Super-resolution implies that you are imaging below the diffraction (Abbe)
limit. While the Fourier ring correlation can be used as a surrogate for
resolution (it is frequently used in both cryo-em and fluorescent microscopy)
you must define the correlation cutoff or else the measurement is meaningless.
I do not see any mention of a cutoff used in the linked paper.

I would be more convinced if they actually imaged something smaller than the
diffraction limit of their microscope, like the nuclear pore, which was
recently proposed as a standard for the field [2]. Nonetheless I am impressed
by the image quality given how un-rigid and prone to thermal drift/expansion
their microscope probably is.

[1]
[https://www.nature.com/articles/s41598-018-19981-z](https://www.nature.com/articles/s41598-018-19981-z)

[2]
[https://www.biorxiv.org/content/10.1101/582668v1](https://www.biorxiv.org/content/10.1101/582668v1)

------
narrator
Here's a great video presentation on the project:

[https://www.youtube.com/watch?v=0F1pBmWuU3M](https://www.youtube.com/watch?v=0F1pBmWuU3M)

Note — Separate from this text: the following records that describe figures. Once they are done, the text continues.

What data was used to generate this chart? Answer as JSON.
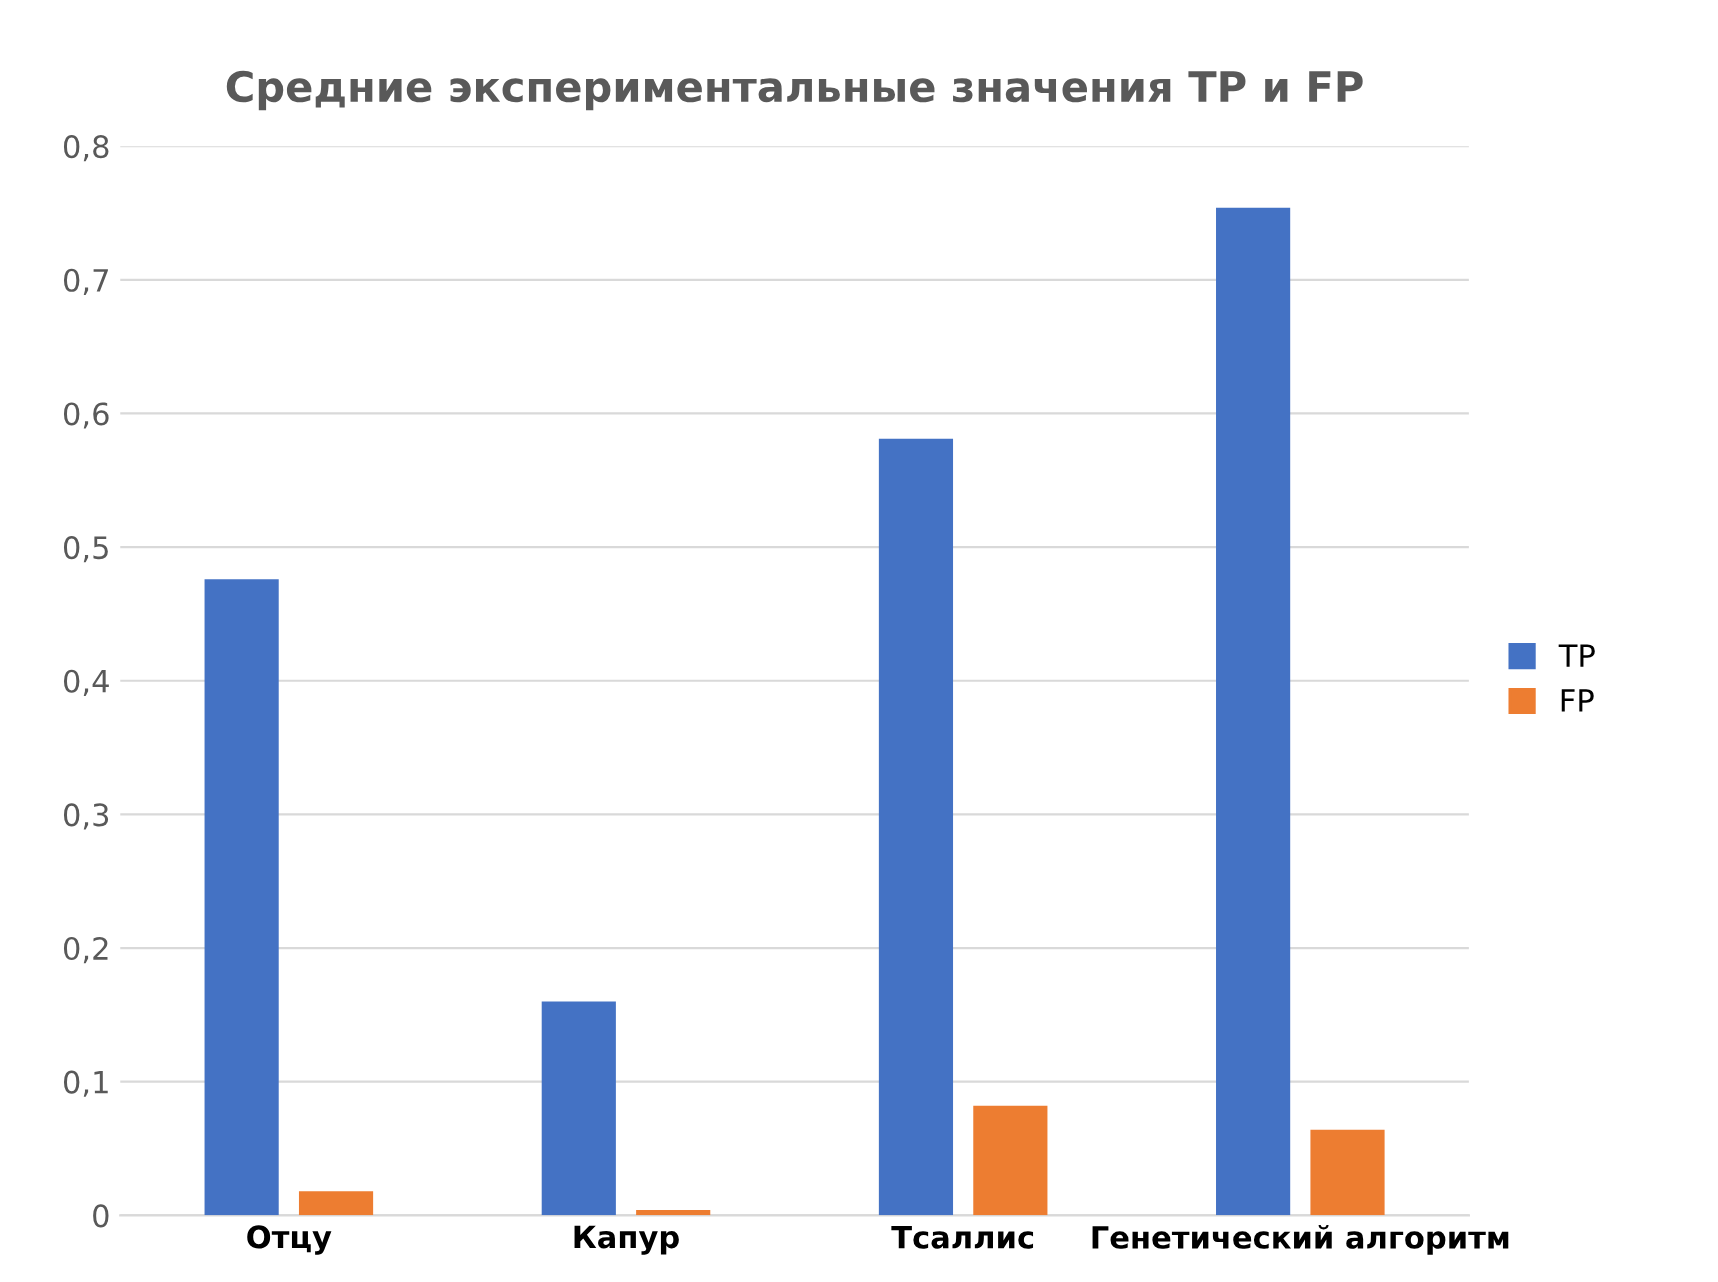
{
  "chart_data": {
    "type": "bar",
    "title": "Средние экспериментальные значения TP и FP",
    "categories": [
      "Отцу",
      "Капур",
      "Тсаллис",
      "Генетический алгоритм"
    ],
    "series": [
      {
        "name": "TP",
        "color": "#4472c4",
        "values": [
          0.476,
          0.16,
          0.581,
          0.754
        ]
      },
      {
        "name": "FP",
        "color": "#ed7d31",
        "values": [
          0.018,
          0.004,
          0.082,
          0.064
        ]
      }
    ],
    "ylim": [
      0,
      0.8
    ],
    "yticks": [
      0,
      {
        "value": 0.1,
        "label": "0,1"
      },
      {
        "value": 0.2,
        "label": "0,2"
      },
      {
        "value": 0.3,
        "label": "0,3"
      },
      {
        "value": 0.4,
        "label": "0,4"
      },
      {
        "value": 0.5,
        "label": "0,5"
      },
      {
        "value": 0.6,
        "label": "0,6"
      },
      {
        "value": 0.7,
        "label": "0,7"
      },
      {
        "value": 0.8,
        "label": "0,8"
      }
    ],
    "grid": "y",
    "legend": "right"
  }
}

I'm very impressed with the hardware and software design of this project.

------
aiscapehumanity
Beautiful, frugual sciences and accessible technics production (and
affordable) is key to opening up biosciences to more people and possibly
liberating costs to equipment making parts of biotech akin to what has become
for computing when it comes to areas such as microcontrollers and others
things (Thinking rapsberry pi and arduinos)